Boise State experienced a $5 million revenue loss during the 2016 to 2017 academic year due to a total decrease of 232 full fee paying non-resident students—a majority of which are international students—according to Ken Kline, the assistant vice president of the Office of Budget and Planning.
From Fall 2015 to Fall 2016, the number of students from Saudi Arabia and Kuwait went from 562 to 430, according to Jim Anderson, the associate vice president of Enrollment Services. Students from these two countries make up a majority of the full fee paying international students. All of these students are sponsored by their respective country’s government.
The reasons for this decrease in international student enrollment—primarily from Saudi Arabia and Kuwait—include the changing geopolitical climate, adjustments to the government sponsored programs, certain academic policies at Boise State and the overall culture of campus.

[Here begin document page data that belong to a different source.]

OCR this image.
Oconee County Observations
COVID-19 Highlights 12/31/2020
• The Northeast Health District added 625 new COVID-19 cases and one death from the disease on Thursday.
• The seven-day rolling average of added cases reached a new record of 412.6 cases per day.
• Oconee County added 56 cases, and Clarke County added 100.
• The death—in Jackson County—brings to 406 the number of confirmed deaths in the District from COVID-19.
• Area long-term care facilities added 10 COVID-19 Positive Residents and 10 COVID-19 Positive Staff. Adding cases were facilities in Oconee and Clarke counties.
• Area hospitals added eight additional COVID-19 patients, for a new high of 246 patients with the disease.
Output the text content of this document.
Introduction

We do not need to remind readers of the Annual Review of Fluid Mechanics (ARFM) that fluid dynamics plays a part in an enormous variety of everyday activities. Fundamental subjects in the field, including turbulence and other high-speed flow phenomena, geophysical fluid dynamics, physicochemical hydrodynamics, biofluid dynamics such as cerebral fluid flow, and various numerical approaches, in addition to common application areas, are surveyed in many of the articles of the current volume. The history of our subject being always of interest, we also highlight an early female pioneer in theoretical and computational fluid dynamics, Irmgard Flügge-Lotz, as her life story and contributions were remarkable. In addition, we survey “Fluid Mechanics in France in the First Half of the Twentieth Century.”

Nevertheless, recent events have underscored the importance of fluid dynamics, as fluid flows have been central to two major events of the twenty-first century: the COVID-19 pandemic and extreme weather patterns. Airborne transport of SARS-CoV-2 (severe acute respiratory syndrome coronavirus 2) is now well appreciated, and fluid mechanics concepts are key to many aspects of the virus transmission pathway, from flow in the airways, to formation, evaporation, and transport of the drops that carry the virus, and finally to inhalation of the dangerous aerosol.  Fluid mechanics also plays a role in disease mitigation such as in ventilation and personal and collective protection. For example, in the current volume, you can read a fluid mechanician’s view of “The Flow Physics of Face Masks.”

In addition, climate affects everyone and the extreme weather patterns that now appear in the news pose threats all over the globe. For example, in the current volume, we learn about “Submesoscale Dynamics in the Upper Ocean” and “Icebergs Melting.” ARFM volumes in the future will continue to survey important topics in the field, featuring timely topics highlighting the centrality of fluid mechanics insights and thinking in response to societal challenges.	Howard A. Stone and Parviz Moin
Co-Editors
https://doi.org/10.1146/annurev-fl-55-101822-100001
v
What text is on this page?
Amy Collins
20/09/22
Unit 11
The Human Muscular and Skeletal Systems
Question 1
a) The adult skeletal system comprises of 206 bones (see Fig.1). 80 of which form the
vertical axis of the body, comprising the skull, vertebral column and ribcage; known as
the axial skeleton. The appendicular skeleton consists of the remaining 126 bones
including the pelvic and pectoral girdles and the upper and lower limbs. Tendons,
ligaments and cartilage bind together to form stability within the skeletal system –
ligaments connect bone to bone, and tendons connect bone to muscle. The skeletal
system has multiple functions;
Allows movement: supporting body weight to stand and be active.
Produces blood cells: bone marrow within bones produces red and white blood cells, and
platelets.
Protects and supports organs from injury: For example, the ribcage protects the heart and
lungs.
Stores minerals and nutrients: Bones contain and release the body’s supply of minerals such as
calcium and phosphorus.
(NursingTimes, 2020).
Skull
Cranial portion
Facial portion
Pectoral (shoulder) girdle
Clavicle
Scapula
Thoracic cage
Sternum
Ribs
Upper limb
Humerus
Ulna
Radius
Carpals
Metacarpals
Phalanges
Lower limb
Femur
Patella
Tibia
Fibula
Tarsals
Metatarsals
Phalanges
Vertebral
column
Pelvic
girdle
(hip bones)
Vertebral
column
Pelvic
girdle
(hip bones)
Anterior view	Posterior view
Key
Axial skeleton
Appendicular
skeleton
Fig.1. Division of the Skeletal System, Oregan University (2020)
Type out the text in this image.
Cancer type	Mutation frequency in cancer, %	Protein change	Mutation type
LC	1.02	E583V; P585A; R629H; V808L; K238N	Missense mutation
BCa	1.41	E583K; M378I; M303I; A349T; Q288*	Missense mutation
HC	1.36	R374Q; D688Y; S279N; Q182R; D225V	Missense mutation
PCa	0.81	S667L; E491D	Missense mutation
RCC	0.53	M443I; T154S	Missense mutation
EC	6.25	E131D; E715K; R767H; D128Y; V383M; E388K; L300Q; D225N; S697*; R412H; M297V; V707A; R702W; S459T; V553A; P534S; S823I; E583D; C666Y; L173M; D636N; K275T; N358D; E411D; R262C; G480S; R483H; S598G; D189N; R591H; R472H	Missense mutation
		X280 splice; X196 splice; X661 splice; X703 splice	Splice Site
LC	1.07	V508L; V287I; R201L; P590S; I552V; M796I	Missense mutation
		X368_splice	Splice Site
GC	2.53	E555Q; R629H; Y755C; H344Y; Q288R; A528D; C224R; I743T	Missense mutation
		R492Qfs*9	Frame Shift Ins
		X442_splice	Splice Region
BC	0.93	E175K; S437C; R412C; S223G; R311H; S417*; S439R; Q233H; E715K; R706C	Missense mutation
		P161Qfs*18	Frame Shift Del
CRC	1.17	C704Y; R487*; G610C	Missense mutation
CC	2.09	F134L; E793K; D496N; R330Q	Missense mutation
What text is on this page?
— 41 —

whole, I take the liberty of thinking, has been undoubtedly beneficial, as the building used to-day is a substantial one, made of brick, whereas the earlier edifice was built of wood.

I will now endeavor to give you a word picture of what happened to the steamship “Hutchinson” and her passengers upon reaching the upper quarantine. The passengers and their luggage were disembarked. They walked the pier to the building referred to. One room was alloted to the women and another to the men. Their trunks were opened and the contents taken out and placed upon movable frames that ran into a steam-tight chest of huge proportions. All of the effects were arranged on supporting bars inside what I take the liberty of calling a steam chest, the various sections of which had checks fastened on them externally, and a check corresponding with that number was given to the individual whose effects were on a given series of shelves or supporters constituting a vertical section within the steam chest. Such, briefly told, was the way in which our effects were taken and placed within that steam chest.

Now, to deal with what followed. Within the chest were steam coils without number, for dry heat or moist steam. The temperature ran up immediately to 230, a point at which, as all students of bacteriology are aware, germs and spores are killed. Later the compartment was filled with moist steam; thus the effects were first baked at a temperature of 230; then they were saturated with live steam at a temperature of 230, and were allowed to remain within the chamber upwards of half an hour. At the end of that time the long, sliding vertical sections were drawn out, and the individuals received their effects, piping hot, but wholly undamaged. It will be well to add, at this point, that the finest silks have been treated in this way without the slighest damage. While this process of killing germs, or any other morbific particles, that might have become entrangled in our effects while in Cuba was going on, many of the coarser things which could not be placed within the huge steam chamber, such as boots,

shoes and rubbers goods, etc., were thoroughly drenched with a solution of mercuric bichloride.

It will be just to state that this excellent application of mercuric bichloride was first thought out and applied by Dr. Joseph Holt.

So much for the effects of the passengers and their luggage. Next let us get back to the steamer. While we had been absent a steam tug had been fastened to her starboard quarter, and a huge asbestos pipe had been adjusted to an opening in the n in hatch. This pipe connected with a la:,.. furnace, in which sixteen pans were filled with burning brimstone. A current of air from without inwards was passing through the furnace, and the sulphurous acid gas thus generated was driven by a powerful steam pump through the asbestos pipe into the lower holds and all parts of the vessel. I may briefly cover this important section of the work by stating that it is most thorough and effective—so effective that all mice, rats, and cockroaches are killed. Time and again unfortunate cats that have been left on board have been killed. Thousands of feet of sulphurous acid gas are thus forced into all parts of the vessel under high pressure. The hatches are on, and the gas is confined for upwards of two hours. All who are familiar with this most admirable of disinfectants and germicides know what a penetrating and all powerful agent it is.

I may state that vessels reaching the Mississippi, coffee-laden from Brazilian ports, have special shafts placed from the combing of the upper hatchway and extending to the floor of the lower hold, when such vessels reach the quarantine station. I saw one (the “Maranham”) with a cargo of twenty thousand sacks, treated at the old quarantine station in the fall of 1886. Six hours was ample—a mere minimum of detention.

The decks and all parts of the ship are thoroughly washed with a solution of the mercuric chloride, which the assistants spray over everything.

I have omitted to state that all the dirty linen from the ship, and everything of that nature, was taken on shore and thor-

“This is new. We can broaden where we recruit international students from, so it’s not just dependent on one or two countries for so many students,” Kline said. “There’s a risk (in only recruiting from two countries), which is why you don’t do it.”
According to Kline, the projected loss of non-resident students for the 2017 to 2018 academic year is 140 students, which would result in an $8 million loss in revenue over two years.
Reasons for the loss
According to Anderson, the combination of the economies in the Middle East, changes made to the government sponsored programs and Boise State’s higher standards for international students all fed into this decrease.
“Geopolitical (climates) and economies are hard things to guess and outsmart,” Anderson said. “We knew that some of the climate in the world was changing. We were forecasting that international students were going to decrease.”
Sophomore finance major Ali Almutairi—who is one of the government sponsored students from Kuwait—believed there may be other factors contributing to this drastic decline in international students.
“The reason why (less students are attending), is because they don’t feel like they belong to Boise State, they don’t have that feeling,” Almutairi said. “I don’t think Boise State cares anymore about international students, so that is one of the reasons why people transfer who have the ability.”
According to Almutairi, students from Saudi Arabia and Kuwait have an easier time transferring because they are sponsored by their government. Other international students do not have the same freedom.
“There’s no money and no support for international students here. They focus on other things than us,” Almutairi said.
A couple of specific issues Almutairi brought up were the relocation of the International Student Services offices, and the lack of a place for Muslims to worship.
“I tried multiple times to make a meeting with multiple departments for international students and the challenges they face,” Almutairi said. “Some departments came to this meeting and helped us, but some of them refused. International students should be treated just like any other student.”
Wala Alzawad is a senior pre-med and human biology major from Saudi Arabia. She has loved living in Boise because of the size and the people, but shares similar concerns as Almutairi.
“Here it’s kind of difficult for students who come from different cultures and countries to feel like they are going to stay here on campus,” Alzawad said. “There are a lot of problems. I’m the president of the Saudi Club and I face a lot of problems—especially in reserving rooms for prayer.”
Both Alzawad and Almutairi believe these problems have led to students not feeling comfortable on campus and wanting to transfer.
A potential solution
Gonzalo Bruce is the new assistant provost for global education who has been tasked with overseeing the new Center for Global Education.
This center was created about a year ago to consolidate all of the international student services and study abroad opportunities under one roof.
“Our goal is to double the size of our international student population in the next five years— but hopefully in the long range—we would like to get to where 10 percent of the population are international students, so there will be more of a global environment on the campus,” Bruce said.
According to Bruce, this new center will also be working to address the retention rate of students to ensure international students are having a good experience throughout their time at Boise State.
“The things that are in our control—that we need to look at—are system based. How can we report that international students are having a good experience here at Boise State, and what else can we do to make Boise State increasingly more friendly?” Bruce said.
Both Alzawad and Almutairi are hopeful that international students will become more of a priority at Boise State in the future.
“Boise State doesn’t realize the value of international students yet and how diversity can affect the reputation of the university,” Almutairi said.